The right way to parent works something like this:
it can't return an answer unless you give a situation as input.
the situation includes the location, the details of the problem, a list of the people involved, etc
the people are complex data structures, including physical characteristics, their history, and their minds.
their minds are complex data structures with all their ideas.
if you change any of the people, or even change one idea in one person's mind, then you are calling how_to_parent with a different input, so you might not get the same answer.
when we say "there is one right way to parent" we mean that for one input, there is one correct output.

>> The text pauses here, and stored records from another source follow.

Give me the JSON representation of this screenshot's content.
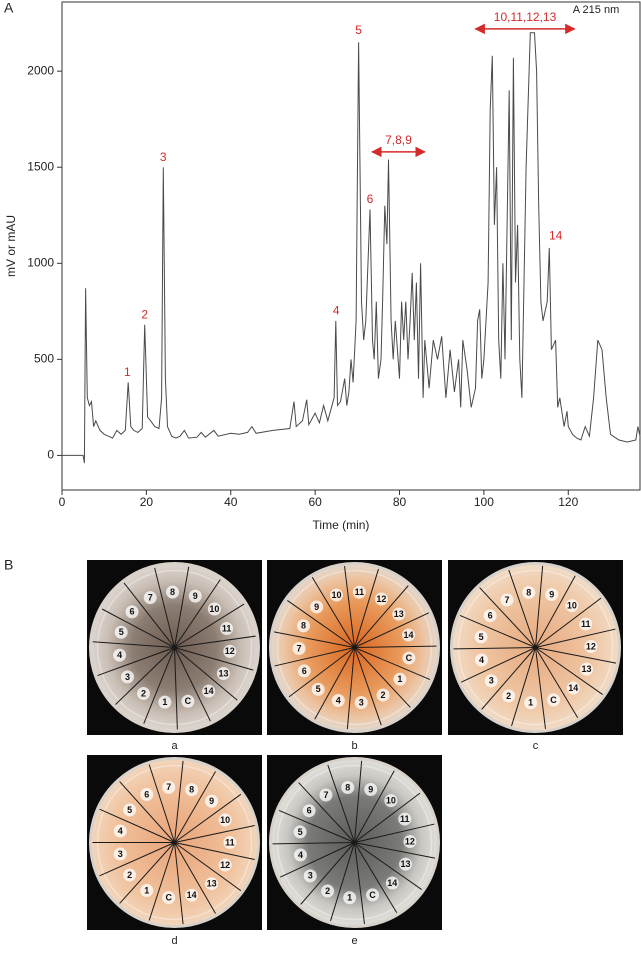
{
  "chart_data": {
    "type": "line",
    "panel_label": "A",
    "annotation": "A 215 nm",
    "xlabel": "Time (min)",
    "ylabel": "mV or mAU",
    "x": [
      0,
      5,
      5.3,
      5.6,
      6,
      6.5,
      7,
      7.5,
      8,
      9,
      10,
      11,
      12,
      13,
      14,
      15,
      15.7,
      16.3,
      17,
      18,
      19,
      19.6,
      20.3,
      21,
      22,
      23,
      23.6,
      24,
      24.5,
      25,
      26,
      27,
      28,
      29,
      30,
      32,
      33,
      34,
      36,
      37,
      40,
      42,
      44,
      45,
      46,
      50,
      54,
      55,
      55.5,
      57,
      58,
      58.5,
      60,
      61,
      62,
      63,
      64.5,
      64.9,
      65.3,
      66,
      67,
      67.5,
      68,
      68.5,
      69,
      69.7,
      70.3,
      71,
      71.5,
      72,
      73,
      73.6,
      74,
      74.5,
      75,
      75.6,
      76,
      76.5,
      77,
      77.4,
      78,
      78.5,
      79,
      80,
      80.5,
      81,
      81.5,
      82,
      82.5,
      83,
      83.5,
      84,
      84.5,
      85,
      85.6,
      86,
      87,
      88,
      89,
      90,
      91,
      92,
      93,
      94,
      94.5,
      95,
      96,
      97,
      98,
      98.5,
      99,
      99.5,
      100,
      101,
      101.5,
      102,
      102.5,
      103,
      103.5,
      104,
      104.5,
      105,
      106,
      106.5,
      107,
      107.5,
      108,
      108.5,
      109,
      110,
      111,
      112,
      112.5,
      113,
      113.5,
      114,
      115,
      115.5,
      116,
      117,
      117.5,
      118,
      119,
      119.7,
      120,
      121,
      122,
      123,
      124,
      125,
      126,
      127,
      128,
      129,
      130,
      132,
      134,
      136,
      136.5,
      137
    ],
    "series": [
      {
        "color": "#4a4a4a",
        "values": [
          0,
          0,
          -40,
          870,
          300,
          260,
          280,
          150,
          180,
          130,
          110,
          100,
          90,
          130,
          110,
          130,
          380,
          150,
          130,
          120,
          140,
          680,
          200,
          180,
          150,
          140,
          300,
          1500,
          400,
          150,
          100,
          90,
          100,
          130,
          90,
          95,
          120,
          95,
          130,
          100,
          115,
          110,
          120,
          150,
          115,
          130,
          140,
          280,
          150,
          180,
          290,
          160,
          220,
          170,
          260,
          180,
          300,
          700,
          260,
          280,
          400,
          260,
          330,
          500,
          380,
          700,
          2150,
          800,
          600,
          700,
          1280,
          600,
          500,
          800,
          400,
          500,
          800,
          1300,
          1100,
          1540,
          700,
          500,
          700,
          400,
          800,
          600,
          800,
          500,
          700,
          950,
          600,
          900,
          400,
          1000,
          300,
          600,
          350,
          600,
          500,
          620,
          300,
          550,
          330,
          500,
          250,
          600,
          450,
          250,
          350,
          700,
          760,
          400,
          500,
          900,
          1800,
          2080,
          1200,
          1500,
          600,
          400,
          1000,
          500,
          1900,
          600,
          2070,
          900,
          1200,
          500,
          300,
          1500,
          2200,
          2200,
          2000,
          1300,
          800,
          700,
          800,
          1080,
          550,
          600,
          250,
          300,
          150,
          230,
          150,
          110,
          90,
          80,
          150,
          100,
          300,
          600,
          550,
          300,
          110,
          80,
          70,
          80,
          150,
          100
        ]
      }
    ],
    "xlim": [
      0,
      137
    ],
    "ylim": [
      -180,
      2360
    ],
    "xticks": [
      0,
      20,
      40,
      60,
      80,
      100,
      120
    ],
    "yticks": [
      0,
      500,
      1000,
      1500,
      2000
    ],
    "peak_labels": [
      "1",
      "2",
      "3",
      "4",
      "5",
      "6",
      "14"
    ],
    "range_labels": [
      "7,8,9",
      "10,11,12,13"
    ]
  },
  "panel_b": {
    "label": "B",
    "plates": [
      {
        "caption": "a",
        "labels": [
          "1",
          "2",
          "3",
          "4",
          "5",
          "6",
          "7",
          "8",
          "9",
          "10",
          "11",
          "12",
          "13",
          "14",
          "C"
        ]
      },
      {
        "caption": "b",
        "labels": [
          "1",
          "2",
          "3",
          "4",
          "5",
          "6",
          "7",
          "8",
          "9",
          "10",
          "11",
          "12",
          "13",
          "14",
          "C"
        ]
      },
      {
        "caption": "c",
        "labels": [
          "1",
          "2",
          "3",
          "4",
          "5",
          "6",
          "7",
          "8",
          "9",
          "10",
          "11",
          "12",
          "13",
          "14",
          "C"
        ]
      },
      {
        "caption": "d",
        "labels": [
          "1",
          "2",
          "3",
          "4",
          "5",
          "6",
          "7",
          "8",
          "9",
          "10",
          "11",
          "12",
          "13",
          "14",
          "C"
        ]
      },
      {
        "caption": "e",
        "labels": [
          "1",
          "2",
          "3",
          "4",
          "5",
          "6",
          "7",
          "8",
          "9",
          "10",
          "11",
          "12",
          "13",
          "14",
          "C"
        ]
      }
    ]
  }
}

what does the how_to_parent function do with its input? it looks at the input and then calls a sub-module depending on what type of problem it is. it has lots of sub-modules that are specialized for different sorts of problems, and it just directs the question to the right one.

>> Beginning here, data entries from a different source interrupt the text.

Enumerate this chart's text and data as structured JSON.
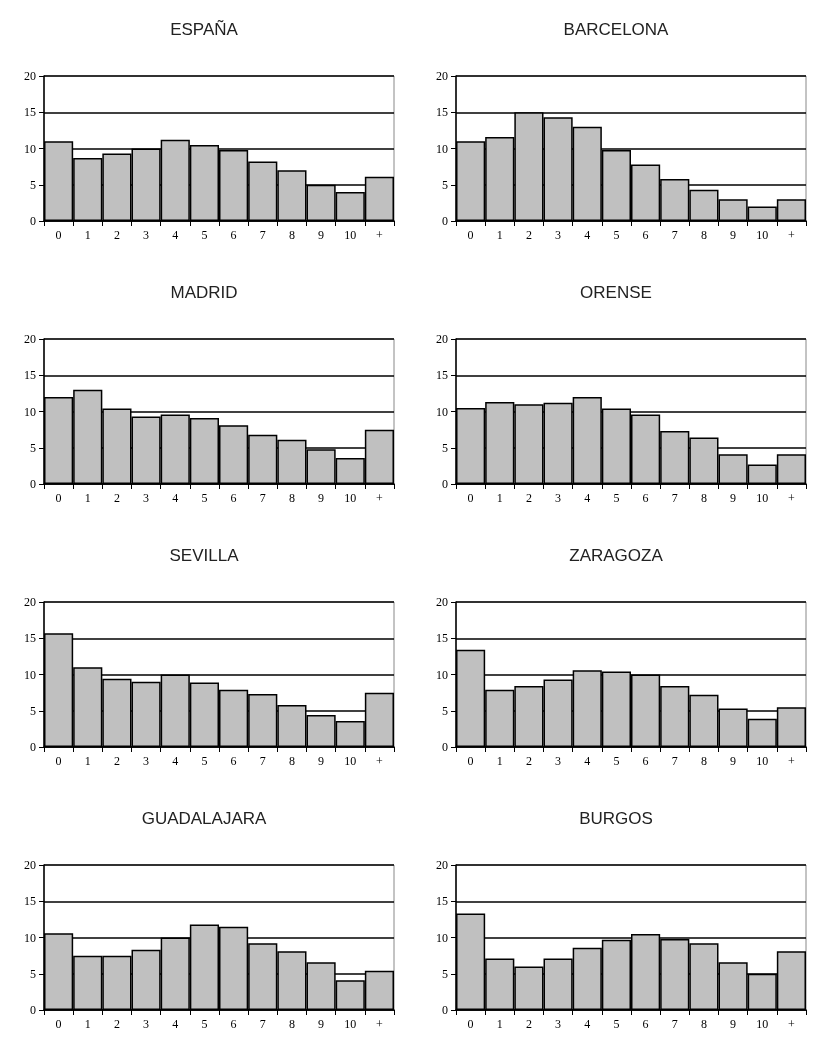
{
  "chart_data": [
    {
      "type": "bar",
      "title": "ESPAÑA",
      "categories": [
        "0",
        "1",
        "2",
        "3",
        "4",
        "5",
        "6",
        "7",
        "8",
        "9",
        "10",
        "+"
      ],
      "values": [
        11,
        8.7,
        9.3,
        10,
        11.2,
        10.5,
        9.8,
        8.2,
        7,
        5,
        4,
        6.1
      ],
      "color": "#c0c0c0",
      "ylim": [
        0,
        20
      ],
      "yticks": [
        0,
        5,
        10,
        15,
        20
      ],
      "grid": "y"
    },
    {
      "type": "bar",
      "title": "BARCELONA",
      "categories": [
        "0",
        "1",
        "2",
        "3",
        "4",
        "5",
        "6",
        "7",
        "8",
        "9",
        "10",
        "+"
      ],
      "values": [
        11,
        11.6,
        15,
        14.3,
        13,
        9.8,
        7.8,
        5.8,
        4.3,
        3,
        2,
        3
      ],
      "color": "#c0c0c0",
      "ylim": [
        0,
        20
      ],
      "yticks": [
        0,
        5,
        10,
        15,
        20
      ],
      "grid": "y"
    },
    {
      "type": "bar",
      "title": "MADRID",
      "categories": [
        "0",
        "1",
        "2",
        "3",
        "4",
        "5",
        "6",
        "7",
        "8",
        "9",
        "10",
        "+"
      ],
      "values": [
        12,
        13,
        10.4,
        9.3,
        9.6,
        9.1,
        8.1,
        6.8,
        6.1,
        4.8,
        3.6,
        7.5
      ],
      "color": "#c0c0c0",
      "ylim": [
        0,
        20
      ],
      "yticks": [
        0,
        5,
        10,
        15,
        20
      ],
      "grid": "y"
    },
    {
      "type": "bar",
      "title": "ORENSE",
      "categories": [
        "0",
        "1",
        "2",
        "3",
        "4",
        "5",
        "6",
        "7",
        "8",
        "9",
        "10",
        "+"
      ],
      "values": [
        10.5,
        11.3,
        11,
        11.2,
        12,
        10.4,
        9.6,
        7.3,
        6.4,
        4.1,
        2.7,
        4.1
      ],
      "color": "#c0c0c0",
      "ylim": [
        0,
        20
      ],
      "yticks": [
        0,
        5,
        10,
        15,
        20
      ],
      "grid": "y"
    },
    {
      "type": "bar",
      "title": "SEVILLA",
      "categories": [
        "0",
        "1",
        "2",
        "3",
        "4",
        "5",
        "6",
        "7",
        "8",
        "9",
        "10",
        "+"
      ],
      "values": [
        15.7,
        11,
        9.4,
        9,
        10,
        8.9,
        7.9,
        7.3,
        5.8,
        4.4,
        3.6,
        7.5
      ],
      "color": "#c0c0c0",
      "ylim": [
        0,
        20
      ],
      "yticks": [
        0,
        5,
        10,
        15,
        20
      ],
      "grid": "y"
    },
    {
      "type": "bar",
      "title": "ZARAGOZA",
      "categories": [
        "0",
        "1",
        "2",
        "3",
        "4",
        "5",
        "6",
        "7",
        "8",
        "9",
        "10",
        "+"
      ],
      "values": [
        13.4,
        7.9,
        8.4,
        9.3,
        10.6,
        10.4,
        10,
        8.4,
        7.2,
        5.3,
        3.9,
        5.5
      ],
      "color": "#c0c0c0",
      "ylim": [
        0,
        20
      ],
      "yticks": [
        0,
        5,
        10,
        15,
        20
      ],
      "grid": "y"
    },
    {
      "type": "bar",
      "title": "GUADALAJARA",
      "categories": [
        "0",
        "1",
        "2",
        "3",
        "4",
        "5",
        "6",
        "7",
        "8",
        "9",
        "10",
        "+"
      ],
      "values": [
        10.6,
        7.5,
        7.5,
        8.3,
        10,
        11.8,
        11.5,
        9.2,
        8.1,
        6.6,
        4.1,
        5.4
      ],
      "color": "#c0c0c0",
      "ylim": [
        0,
        20
      ],
      "yticks": [
        0,
        5,
        10,
        15,
        20
      ],
      "grid": "y"
    },
    {
      "type": "bar",
      "title": "BURGOS",
      "categories": [
        "0",
        "1",
        "2",
        "3",
        "4",
        "5",
        "6",
        "7",
        "8",
        "9",
        "10",
        "+"
      ],
      "values": [
        13.3,
        7.1,
        6,
        7.1,
        8.6,
        9.7,
        10.5,
        9.8,
        9.2,
        6.6,
        5,
        8.1
      ],
      "color": "#c0c0c0",
      "ylim": [
        0,
        20
      ],
      "yticks": [
        0,
        5,
        10,
        15,
        20
      ],
      "grid": "y"
    }
  ]
}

it's the same with morality. if we say "there is one moral truth" we mean for a given input situation, including every last detail, there is an answer, and it doesn't change if you ask the exact same question again, with the exact same inputs.
this explanation has a problem. people think it's so trivial and obvious that they get bored and tune out. it seems pedantic, and unnecessarily precise.
however, those same people constantly make mistakes about the exact issues i just covered.
then there is also the legitimate issue that the same situation never happens twice. so what use is it that there is one truth, one right way, if it's not re-usable? if i find a truth, and use it, why would you want to know it, since you'll never face exactly the same problem?
the answer to that has to do with the reach of knowledge. but that is advanced epistemology that people don't know about.